State and federal legislation are driving resources to create the conditions that support energy innovation, from advanced nuclear and hydrogen, to solar and wind.
Today, the effort goes by the name “Washington Vertical,” and is supported with a state grant to connect communities statewide.
“We’ve been at this for 13 years. We’re almost turnkey,” said David Reeploeg, TRIDEC’s vice president for federal programs.
Clean energy advocates will converge in the Tri-Cities Nov. 8-9 for the 2022 Energy Solutions Summit, sponsored by the Association of Washington Business.
The gathering kicks off with a reception at Barnard Griffin Winery, then gets down to business with a full day of programs at the Three Rivers Convention Center in Kennewick.
The agenda includes a keynote from Robert Schuetz, CEO of Energy Northwest, sessions on permitting and infrastructure challenges and a lunch panel addressing the state of the Snake River dams.
U.S. Sen. Maria Cantwell, a Democrat, and U.S. Rep. Cathy McMorris Rodgers, a Republican, will team up for a discussion on federal energy policy.
For information or to register, go to bit.ly/EnergySolutionsSummit.
The summit promises to reaffirm what Tri-Citians already know: The Mid-Columbia is rich in energy resources, thanks to the vast investment in science, production and now cleanup since the U.S. government selected Hanford for the Manhattan Project in 1942.
“Our future is based on our past,” said Karl Dye, president and CEO of TRIDEC.
A partial list of assets includes the Pacific Northwest National Laboratory and its many spinoffs, Energy Northwest’s 1,200-megawatt nuclear plant north of Richland, the Columbia-Snake hydroelectric system, wind and solar farms, Washington State University’s Tri-Cities campus, Columbia Basin College, a workforce that knows how to build and operate sophisticated energy facilities and thousands of acres of former DOE land available for large facilities.
Knitting it together and shoring up gaps is the challenge. Washington Vertical is building on the work started in 2009.
Connecting the pieces is one of the roles Dave McCormack sees for the Clean Energy Supplier Alliance, which he leads. It is building on the Hanford vendor system to ensure the infrastructure is in place to supply the needs of future industry.
“As a longtime member of the community, I get pride and joy in how the community is defining the Hanford legacy into a clean energy future,” he said.
WSU Tri-Cities is committed as well, said Sandra Haynes, chancellor for the branch campus. The school has a research lab focused on biofuels and received a $500,000 gift from the late Bob Ferguson, who held leadership positions in DOE and at Energy Northwest, to support its Energy Futures Institute.

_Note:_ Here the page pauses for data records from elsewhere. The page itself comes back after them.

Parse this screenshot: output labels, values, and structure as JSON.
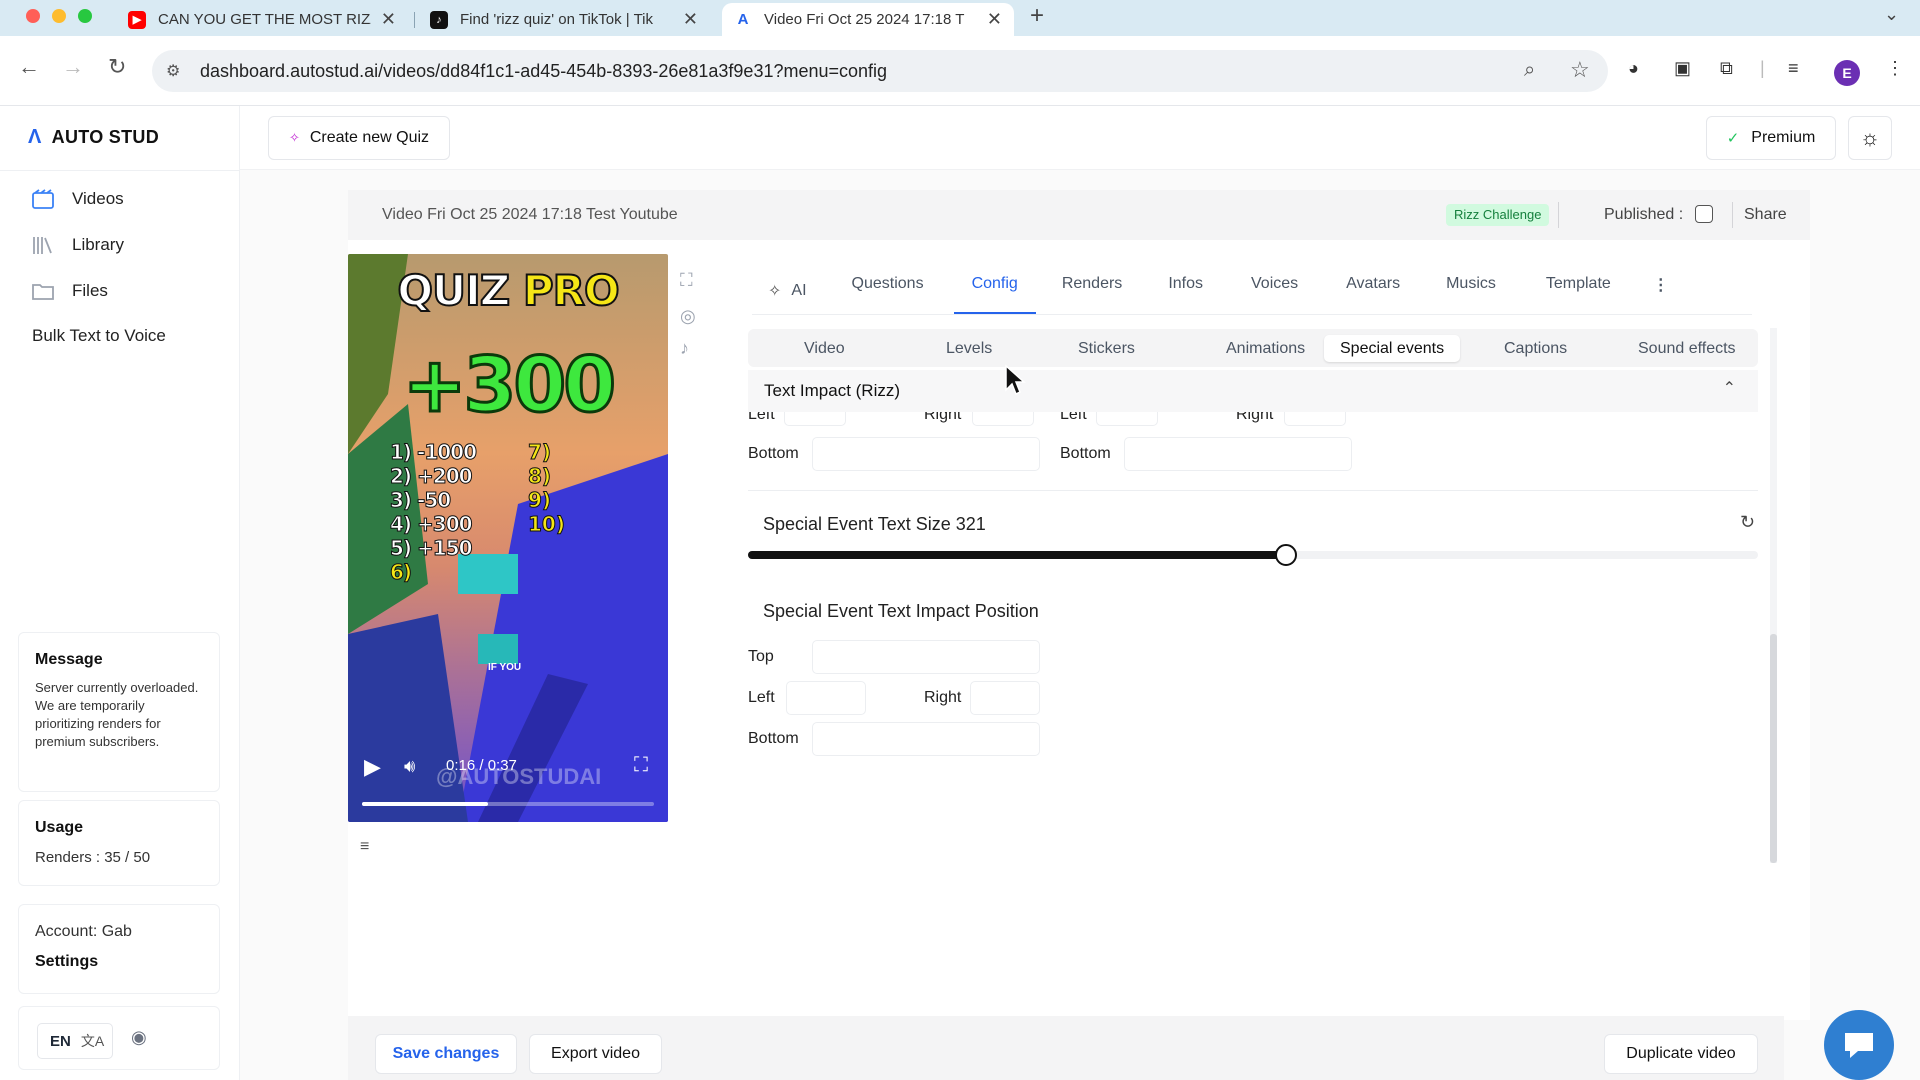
{
  "browser": {
    "tabs": [
      {
        "title": "CAN YOU GET THE MOST RIZZ",
        "favicon": "youtube-icon"
      },
      {
        "title": "Find 'rizz quiz' on TikTok | Tik",
        "favicon": "tiktok-icon"
      },
      {
        "title": "Video Fri Oct 25 2024 17:18 T",
        "favicon": "autostud-icon"
      }
    ],
    "url": "dashboard.autostud.ai/videos/dd84f1c1-ad45-454b-8393-26e81a3f9e31?menu=config",
    "profile_initial": "E"
  },
  "sidebar": {
    "brand": "AUTO STUD",
    "items": [
      {
        "label": "Videos",
        "icon": "videos-icon"
      },
      {
        "label": "Library",
        "icon": "library-icon"
      },
      {
        "label": "Files",
        "icon": "folder-icon"
      },
      {
        "label": "Bulk Text to Voice"
      }
    ],
    "message": {
      "title": "Message",
      "body": "Server currently overloaded. We are temporarily prioritizing renders for premium subscribers."
    },
    "usage": {
      "title": "Usage",
      "renders": "Renders : 35 / 50"
    },
    "account": {
      "name": "Account: Gab",
      "settings": "Settings"
    },
    "language": "EN"
  },
  "header": {
    "create_quiz": "Create new Quiz",
    "premium": "Premium"
  },
  "video_bar": {
    "title": "Video Fri Oct 25 2024 17:18 Test Youtube",
    "badge": "Rizz Challenge",
    "published_label": "Published :",
    "published": false,
    "share": "Share"
  },
  "preview": {
    "title_left": "QUIZ",
    "title_right": "PRO",
    "score": "+300",
    "answers_left": [
      "1) -1000",
      "2) +200",
      "3) -50",
      "4) +300",
      "5) +150",
      "6)"
    ],
    "answers_right": [
      "7)",
      "8)",
      "9)",
      "10)"
    ],
    "caption": "IF YOU",
    "watermark": "@AUTOSTUDAI",
    "time": "0:16 / 0:37",
    "progress": 0.43
  },
  "tabs": [
    "AI",
    "Questions",
    "Config",
    "Renders",
    "Infos",
    "Voices",
    "Avatars",
    "Musics",
    "Template"
  ],
  "active_tab": "Config",
  "subtabs": [
    "Video",
    "Levels",
    "Stickers",
    "Animations",
    "Special events",
    "Captions",
    "Sound effects"
  ],
  "active_subtab": "Special events",
  "config": {
    "section_title": "Text Impact (Rizz)",
    "partial_labels": {
      "left": "Left",
      "right": "Right",
      "bottom": "Bottom"
    },
    "size_label": "Special Event Text Size 321",
    "size_value": 321,
    "size_fraction": 0.533,
    "position_title": "Special Event Text Impact Position",
    "position_labels": {
      "top": "Top",
      "left": "Left",
      "right": "Right",
      "bottom": "Bottom"
    }
  },
  "footer": {
    "save": "Save changes",
    "export": "Export video",
    "duplicate": "Duplicate video"
  }
}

Haynes said the community can not only thrive as a center for clean energy but do it in a way that benefits local residents. Energy equity should be a priority, she said.
Land is the port’s most significant asset when it comes to enticing energy companies.
In 2015, the U.S. Department of Energy transferred 1,641 acres in north Richland to TRIDEC, which in turn transferred 1,341 acres to the port and the city of Richland. Energy Northwest has 300 acres and is working with a solar developer for the site.
Howard said the port has three to four companies that are actively interested in the large sites on offer – 150 acres and up. An additional 1,000 acres to the south could be transferred as well.
“We have the potential to be the largest clean energy park in the nation,” Howard said.